Arnold Gehlen, am 29.Januar 1904 in Leipzig geboren und 1976 gestorben, wurde mit seinem Buch aus dem Jahr 1940 "Der Mensch. Seine Natur und seine Stellung in der Welt" ein Vordenker des Nationalsozialismus. In der Kriegsgefangenschaft orientierte er sich zunehmend an der amerikanischen Soziologie. Bereits 1947 erhielt er einen Lehrstuhl an der Akademie für Verwaltungswissenschaften in Speyer und 1962 einen Ruf nach Aachen.
Gehlen avancierte zu einem konservativen Mahner in der frühen Bundesrepublik. In diesem Sinne entwickelte er die Soziologie ähnlich wie sein Freund und Schüler Helmut Schelsky primär empirisch. Er beeinflusste Peter Berger, Thomas Luckmann und Nicklas Luhmann. Sein Hauptwerk ist seine modernitätskritische Kultur- und Technikanalyse von 1957 "Die Seele im technischen Zeitalter", das jetzt zusammen mit thematisch verwandten Schriften als Band 6 der Gesamtausgabe erschienen ist.

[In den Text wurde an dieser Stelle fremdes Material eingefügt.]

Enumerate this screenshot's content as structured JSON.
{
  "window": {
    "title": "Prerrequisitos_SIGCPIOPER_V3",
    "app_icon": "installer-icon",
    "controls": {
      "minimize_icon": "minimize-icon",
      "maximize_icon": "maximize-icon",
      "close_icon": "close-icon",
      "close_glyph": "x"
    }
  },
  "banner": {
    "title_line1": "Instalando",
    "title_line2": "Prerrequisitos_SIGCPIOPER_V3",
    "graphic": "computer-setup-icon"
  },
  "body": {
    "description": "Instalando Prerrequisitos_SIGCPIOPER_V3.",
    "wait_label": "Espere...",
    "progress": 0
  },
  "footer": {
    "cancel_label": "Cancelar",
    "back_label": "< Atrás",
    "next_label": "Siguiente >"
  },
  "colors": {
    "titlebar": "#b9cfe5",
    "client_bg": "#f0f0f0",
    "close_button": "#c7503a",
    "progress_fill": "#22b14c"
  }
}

Alle kulturellen Errungenschaften - Staat, Technik und Kunst - dienten bisher dazu, den Menschen von den vielfältigen Herausforderungen und Verunsicherungen durch die Umwelt zu entlasten. Die moderne Kultur dagegen, so Gehlen, leistet das immer weniger. Anstatt seine Wahrnehmung einzuschränken, sie zu verstetigen, was ihn beruhigen würde, vervielfältigt die Moderne die Wahrnehmungsmöglichkeiten. Der Mensch heute fühlt sich ständig bedrängt, überfordert und reagiert gereizt.
Die moderne Kultur übersteigert die Subjektivität. Früher versuchte der Mensch, zusammen mit der Natur zu leben, sich in die Gesellschaft einzuordnen, heute nicht mehr. Anstatt sich als Mängelwesen der notwendigen Zucht zu unterwerfen und sich in eine universale Ordnung einzufügen, verlangen die Men-schen heute nach immer mehr Wohlstand - eine rechtskonservative Kritik, die Gehlen besonders für die frühe Bundesrepublik formulierte, mit der er auch höhere Rüstungsausgaben forderte.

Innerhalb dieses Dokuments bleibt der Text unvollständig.